Government Stimulus For Small Business
Small businesses, so they say, provide jobs for more than half of all U.S. employees, pay 44% of this country’s total private payroll and have created more than 60% of new U.S. jobs over the past 15 years.
So when I received six letters in the mail yesterday from the IRS, I figured they were probably refund checks resulting from a shrewd congressional plan to provide a direct financial stimulus to the people who actually power America’s economic engine, as opposed to giant corporations who are so patriotic they’ll happily move their headquarters to the Cayman Islands to avoid paying their share of a U.S. tax burden that then falls more heavily on us.
Actually, I am far too cynical to expect good news from the IRS. So I wasn’t disappointed when it turned out the six letters were four-page notices telling me that they knew that I hadn’t filed a 941 Employer’s Quarterly Federal Tax Return, that I must do so immediately and include all the money I owed them plus penalties and interest, or else fill out a form including my excuses for why I hadn’t done so.
Each notice was identical except that each covered a separate calendar quarter, beginning with the last quarter of 2008. Each notice included a copy of a pamphlet detailing My Rights as a Taxpayer, a copy of the official IRS Privacy Policy and a return envelope whose postage was not paid.
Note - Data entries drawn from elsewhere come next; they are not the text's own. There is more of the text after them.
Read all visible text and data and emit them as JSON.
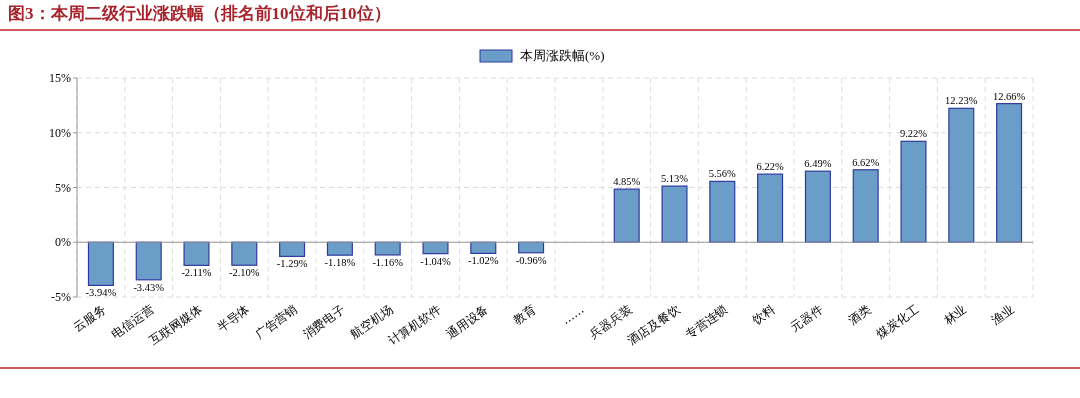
{
  "chart_data": {
    "type": "bar",
    "title": "图3：本周二级行业涨跌幅（排名前10位和后10位）",
    "categories": [
      "云服务",
      "电信运营",
      "互联网媒体",
      "半导体",
      "广告营销",
      "消费电子",
      "航空机场",
      "计算机软件",
      "通用设备",
      "教育",
      "……",
      "兵器兵装",
      "酒店及餐饮",
      "专营连锁",
      "饮料",
      "元器件",
      "酒类",
      "煤炭化工",
      "林业",
      "渔业"
    ],
    "series": [
      {
        "name": "本周涨跌幅(%)",
        "color": "#6a9dc8",
        "values": [
          -3.94,
          -3.43,
          -2.11,
          -2.1,
          -1.29,
          -1.18,
          -1.16,
          -1.04,
          -1.02,
          -0.96,
          null,
          4.85,
          5.13,
          5.56,
          6.22,
          6.49,
          6.62,
          9.22,
          12.23,
          12.66
        ],
        "value_labels": [
          "-3.94%",
          "-3.43%",
          "-2.11%",
          "-2.10%",
          "-1.29%",
          "-1.18%",
          "-1.16%",
          "-1.04%",
          "-1.02%",
          "-0.96%",
          null,
          "4.85%",
          "5.13%",
          "5.56%",
          "6.22%",
          "6.49%",
          "6.62%",
          "9.22%",
          "12.23%",
          "12.66%"
        ]
      }
    ],
    "ylim": [
      -5,
      15
    ],
    "yticks": [
      {
        "value": -5,
        "label": "-5%"
      },
      {
        "value": 0,
        "label": "0%"
      },
      {
        "value": 5,
        "label": "5%"
      },
      {
        "value": 10,
        "label": "10%"
      },
      {
        "value": 15,
        "label": "15%"
      }
    ],
    "grid": true,
    "legend": "top"
  }
}
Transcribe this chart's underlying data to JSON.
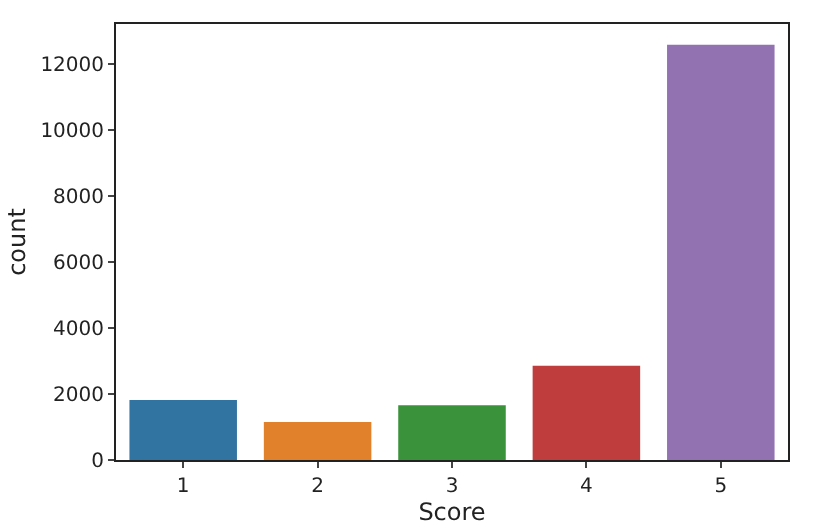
{
  "chart_data": {
    "type": "bar",
    "xlabel": "Score",
    "ylabel": "count",
    "categories": [
      "1",
      "2",
      "3",
      "4",
      "5"
    ],
    "values": [
      1820,
      1150,
      1660,
      2850,
      12570
    ],
    "colors": [
      "#3274a1",
      "#e1812c",
      "#3a923a",
      "#c03d3e",
      "#9372b2"
    ],
    "ylim": [
      0,
      13200
    ],
    "yticks": [
      0,
      2000,
      4000,
      6000,
      8000,
      10000,
      12000
    ],
    "grid": false
  }
}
They could have included all the same information in a single envelope by stating that I hadn’t filed a 941 return for the following quarters, and then simply enumerated them, but apparently that wouldn’t have wasted enough taxpayer money.
So here’s the thing: I was quite aware that I hadn’t filed a 941 return on behalf of my company for the past six quarters. That’s because a 941 return shows how much money a company pays out to its employees for payrolls, and how much taxes it has collected on behalf of the IRS. And my company has not had any employees since 2007, the same year I sold the company’s operations, changed the company name and went into an entirely new business, which I am able to operate myself, without benefit of employees.
The IRS knows this, or would if it simply checked its own records. But instead, some government computer algorithm probably made a list of all small businesses that used to pay payroll taxes but no longer were doing so, and automatically sent out notices to each business, one per affected quarter, under the assumption that collecting delinquent payment from a small fraction of scofflaws would make up for the cost of mailing out scare notices to the majority of business owners who hadn’t filed payroll tax returns because they no longer had payrolls.
I personally enjoyed filling out the same form six times, and checking the same box saying I had no employees during the period covered by the notice, signing my name six times and updating all my telephone numbers six times, then folding the return forms backwards so the IRS address would show in the envelope window, sealing the six envelopes and putting six stamps that my company paid for on the six envelopes, thereby discovering I had used the last of the stamps and had to drive across town to the post office to buy more stamps because I had a due bill that needed to be mailed the next day.
So all in all, I spent more than an hour dealing with the wonderful multiple missives from our National Collection Agency – an hour I otherwise could have applied to billable work, or at least the pursuit of new billable work.
As an American small-business owner, I can say it’s really swell to be appreciated.